Program and Activity Risk Assessment
All OAS programs include inherent subjective and objective natural and man-made hazards and risks, which vary depending on sport, season, location, weather, populations, and many other variables. Incidents with these factors can result in serious or fatal injury.
Our programs often take place in rugged and remote environments. Often programs take place in areas that have little or no cell reception. Many of our programs can involve high rates of speed. We ask our participants to actively participate in managing the risks of all of our activities to the best of their ability.
By participating in our programs, participants and if applicable, their parents/guardians, are accepting these associated risks. Should there be any questions, please do not hesitate to contact us directly.
All participants are required to follow Oregon Adaptive Sports policies and procedures and will be required to sign a release of liability agreement prior to participation. We also encourage you to review the equipment information available on our website to gain a better understanding of the types of equipment you/the participant many use during programs.

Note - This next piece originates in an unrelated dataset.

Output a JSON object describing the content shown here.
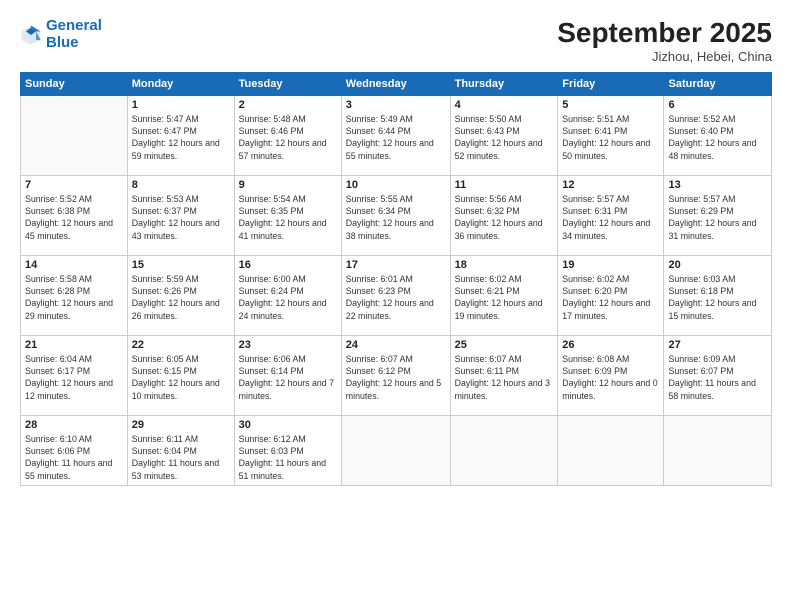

All OAS participants, volunteers, staff and community members are expected to act in way that demonstrates respect and consideration to all fellow members of the OAS community, on-mountain or on-site third-party staff and volunteers, and to the general public at large who may be co-inhabiting the site of OAS activities. OAS retains the ability to refuse or reduce service to any person who fails to follow this rule, as well as to any person who poses any threat of physical or emotional harm to themselves or others.
As a participant, it is also important that you take responsibility for your own experience, as well as the experience of others.
Please observe the “Your Responsibility Code” when skiing, snowboarding, biking or participating in any of our other programs. It is key that you work with your instructor to ensure the best experience possible.
For reference, please review the Staying Safe page on Mt Bachelor’s website.
Skier’s Responsibility Code
Skiing can be enjoyed in many ways. At ski areas you may see people using alpine, snowboard, telemark, cross country and other specialized ski equipment, such as that used by disabled or other skiers. Regardless of how you decide to enjoy the slopes, always show courtesy to others and be aware that there are elements of risk in skiing that common sense and personal awareness can help reduce. Observe the code listed below and share with other skiers the responsibility for a great skiing experience.
- Always stay in control, and be able to stop or avoid other people or objects.
- People ahead of you have the right of way. It is your responsibility to avoid them.
- You must not stop where you obstruct a trail, or are not visible from above.
- Whenever starting downhill or merging into a trail, look uphill and yield to others.
- Always use devices to help prevent runaway equipment.
- Observe all posted signs and warnings. Keep off closed trails and out of closed areas.
- Prior to using any lift, you must have the knowledge and ability to load, ride and unload safely.
KNOW THE CODE. IT’S YOUR RESPONSIBILITY.
This is a partial list. Be safety conscious. Officially endorsed by: National Ski Areas Association.
Unpredictable or Aggressive Behavior
- Any participant who exhibits concerning or unpredictable behavior in regard to chairlift risk management may be required to use a retention belt.
- OAS reserves the right to refuse chairlift access if the participant will not or cannot wear a retention belt.
- OAS reserves the right to refuse chairlift access to participant’s who exhibit unpredictable or aggressive behavior.
- OAS reserves the right to refuse its services to participants who are aggressive towards others or present a danger to themselves or others.
Risk Management Training
Oregon Adaptive Sports has invested in the quality of its risk management practices by participating in a Risk Management Training offered by NOLS, an organization with over 50 years of experience managing risk in wilderness environments. As a result of this training, while NOLS doesn’t endorse or certify our practices, OAS is further enhancing its risk management strategy. We have invested time and resources in these practices because the health and well being of our participants, volunteers and staff is one of our highest priorities.